In the great debate over how seriously we should be taking the COVID-19 pandemic’s recent resurgence, there are essentially two schools of thought: On one side are the folks who are ready to lock it all back down and wait, no matter what the economic or societal impact of that may look like.
And then there are those who are simply over the whole thing. These are the Americans who believe that personal sovereignty is the paramount issue in this crisis and that the government will take a mile for every inch that we give them.
With cases rising around the country, several health experts are now pushing for Americans to succumb to extra precautions, and they’re not saying so lightly.
White House Chief Health Advisor Dr. Anthony Fauci has rejected the idea that face masks are a “personal choice” in the face of the increasingly severe delta variant of the coronavirus.
The United States on Thursday recorded almost 80,000 new COVID-19 cases – well below the January peak of nearly 300,000 new daily cases, but a stark rise from a month ago when daily cases were under 10,000.
While the number of those cases driven by the more transmissible delta variant is not clear, the CDC advised in early July that the variant was likely the dominant strain in the U.S. The CDC once again advised masks whenever individuals are inside shared spaces, but many people have resisted the call to wear masks, saying they have a right to choose whether to wear one.
His words were intense.
“I respectfully disagree with them,” Fauci said on ABC’s “This Week.” “There are things that are individual responsibilities that one has, and there are things that have to do with you individually which also impact others, and the spread of infection that we’re seeing now … is impacting everyone in the country.”

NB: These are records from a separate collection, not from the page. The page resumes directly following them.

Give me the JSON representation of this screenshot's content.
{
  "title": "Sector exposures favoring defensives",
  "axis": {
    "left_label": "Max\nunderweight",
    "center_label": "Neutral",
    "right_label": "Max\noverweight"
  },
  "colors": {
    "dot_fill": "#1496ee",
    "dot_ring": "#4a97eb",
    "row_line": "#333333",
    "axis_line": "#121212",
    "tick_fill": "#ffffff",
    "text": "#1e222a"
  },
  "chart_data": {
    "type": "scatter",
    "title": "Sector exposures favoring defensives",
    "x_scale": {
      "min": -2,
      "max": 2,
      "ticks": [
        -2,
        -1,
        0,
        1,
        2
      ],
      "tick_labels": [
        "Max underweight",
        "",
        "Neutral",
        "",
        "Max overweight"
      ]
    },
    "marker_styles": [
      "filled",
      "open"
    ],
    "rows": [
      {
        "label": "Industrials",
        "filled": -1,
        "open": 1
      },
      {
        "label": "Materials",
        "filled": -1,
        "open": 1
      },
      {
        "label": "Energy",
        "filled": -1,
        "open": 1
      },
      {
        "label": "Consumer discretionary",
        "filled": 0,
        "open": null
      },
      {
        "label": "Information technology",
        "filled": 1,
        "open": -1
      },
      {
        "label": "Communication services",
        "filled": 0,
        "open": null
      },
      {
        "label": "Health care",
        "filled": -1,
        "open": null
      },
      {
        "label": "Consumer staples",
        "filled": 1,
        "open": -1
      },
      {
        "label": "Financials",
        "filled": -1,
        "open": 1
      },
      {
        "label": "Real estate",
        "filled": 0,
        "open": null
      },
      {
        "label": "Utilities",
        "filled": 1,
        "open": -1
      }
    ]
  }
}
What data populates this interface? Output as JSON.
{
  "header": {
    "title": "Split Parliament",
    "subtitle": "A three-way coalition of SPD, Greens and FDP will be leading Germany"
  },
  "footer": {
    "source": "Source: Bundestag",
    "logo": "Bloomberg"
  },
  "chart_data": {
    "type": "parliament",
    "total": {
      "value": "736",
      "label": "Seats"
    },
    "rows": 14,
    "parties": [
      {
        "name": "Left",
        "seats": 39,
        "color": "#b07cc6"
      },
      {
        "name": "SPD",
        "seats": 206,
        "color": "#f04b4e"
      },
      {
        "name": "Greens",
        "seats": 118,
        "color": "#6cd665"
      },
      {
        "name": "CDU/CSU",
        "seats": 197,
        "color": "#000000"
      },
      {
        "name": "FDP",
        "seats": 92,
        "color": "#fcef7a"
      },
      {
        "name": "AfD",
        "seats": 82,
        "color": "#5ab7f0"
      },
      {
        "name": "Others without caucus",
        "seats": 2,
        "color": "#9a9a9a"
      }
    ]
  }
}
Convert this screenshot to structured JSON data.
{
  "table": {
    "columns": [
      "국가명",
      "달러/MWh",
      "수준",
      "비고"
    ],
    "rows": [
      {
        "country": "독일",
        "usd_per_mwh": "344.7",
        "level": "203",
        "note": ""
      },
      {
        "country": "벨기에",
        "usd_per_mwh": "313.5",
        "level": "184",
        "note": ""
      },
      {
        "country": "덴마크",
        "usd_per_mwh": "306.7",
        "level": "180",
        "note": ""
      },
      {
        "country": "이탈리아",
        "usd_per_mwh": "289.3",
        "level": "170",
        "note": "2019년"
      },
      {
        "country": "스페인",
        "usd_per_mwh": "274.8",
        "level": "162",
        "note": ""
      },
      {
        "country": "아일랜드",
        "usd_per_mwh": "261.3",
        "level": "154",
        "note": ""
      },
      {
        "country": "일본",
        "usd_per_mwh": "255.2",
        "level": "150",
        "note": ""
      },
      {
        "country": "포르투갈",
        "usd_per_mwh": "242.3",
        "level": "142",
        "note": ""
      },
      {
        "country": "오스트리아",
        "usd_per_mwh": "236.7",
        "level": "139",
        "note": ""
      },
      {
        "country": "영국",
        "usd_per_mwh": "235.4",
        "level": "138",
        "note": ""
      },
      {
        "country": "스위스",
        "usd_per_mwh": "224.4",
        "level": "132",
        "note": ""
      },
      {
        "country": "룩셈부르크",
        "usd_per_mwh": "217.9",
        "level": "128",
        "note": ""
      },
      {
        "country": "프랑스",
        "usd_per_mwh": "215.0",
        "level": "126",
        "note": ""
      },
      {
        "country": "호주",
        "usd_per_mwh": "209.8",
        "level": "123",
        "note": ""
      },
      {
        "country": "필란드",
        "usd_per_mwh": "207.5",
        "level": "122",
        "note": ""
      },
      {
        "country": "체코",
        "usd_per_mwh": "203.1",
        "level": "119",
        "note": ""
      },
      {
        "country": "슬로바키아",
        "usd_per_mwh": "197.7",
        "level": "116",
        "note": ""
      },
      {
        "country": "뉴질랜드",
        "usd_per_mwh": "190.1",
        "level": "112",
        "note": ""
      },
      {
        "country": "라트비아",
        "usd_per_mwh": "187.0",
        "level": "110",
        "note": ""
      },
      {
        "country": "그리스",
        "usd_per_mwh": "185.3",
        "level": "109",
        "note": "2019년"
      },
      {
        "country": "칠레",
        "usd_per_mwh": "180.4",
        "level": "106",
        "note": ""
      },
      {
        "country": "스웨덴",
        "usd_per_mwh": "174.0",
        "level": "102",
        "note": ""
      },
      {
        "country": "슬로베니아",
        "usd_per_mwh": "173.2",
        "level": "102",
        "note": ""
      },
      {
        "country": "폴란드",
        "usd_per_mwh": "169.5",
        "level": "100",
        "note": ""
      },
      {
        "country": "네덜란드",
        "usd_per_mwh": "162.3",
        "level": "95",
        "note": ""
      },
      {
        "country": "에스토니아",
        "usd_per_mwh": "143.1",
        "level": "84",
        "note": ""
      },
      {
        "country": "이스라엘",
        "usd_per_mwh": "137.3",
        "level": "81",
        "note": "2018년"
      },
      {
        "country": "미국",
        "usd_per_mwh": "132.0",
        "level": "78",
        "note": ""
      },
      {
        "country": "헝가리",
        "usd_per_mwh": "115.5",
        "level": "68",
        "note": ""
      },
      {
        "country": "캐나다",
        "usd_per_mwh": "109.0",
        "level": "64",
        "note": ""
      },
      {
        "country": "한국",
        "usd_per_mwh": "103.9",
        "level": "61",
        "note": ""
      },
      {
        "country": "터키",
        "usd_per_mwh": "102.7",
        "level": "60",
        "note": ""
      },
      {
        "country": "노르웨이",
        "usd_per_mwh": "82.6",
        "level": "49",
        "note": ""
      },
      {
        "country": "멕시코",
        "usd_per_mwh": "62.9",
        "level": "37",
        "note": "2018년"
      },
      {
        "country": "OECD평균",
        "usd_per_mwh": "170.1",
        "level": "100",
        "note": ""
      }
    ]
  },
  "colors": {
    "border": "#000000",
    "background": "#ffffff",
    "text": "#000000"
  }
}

“Although you want to respect a person’s individual right, when you’re dealing with a public health situation, and we are in fact in a very serious public health challenge here … a person’s individual decision to not wear a mask not only impacts them … but you very well may infect another person who may be vulnerable,” he added.
Fauci has been in the middle of the great COVID debate for months, with a number of Republican lawmakers attempting to undermine his credibility, and a great many Americans beginning to distrust the nation’s leading infectious disease doctor.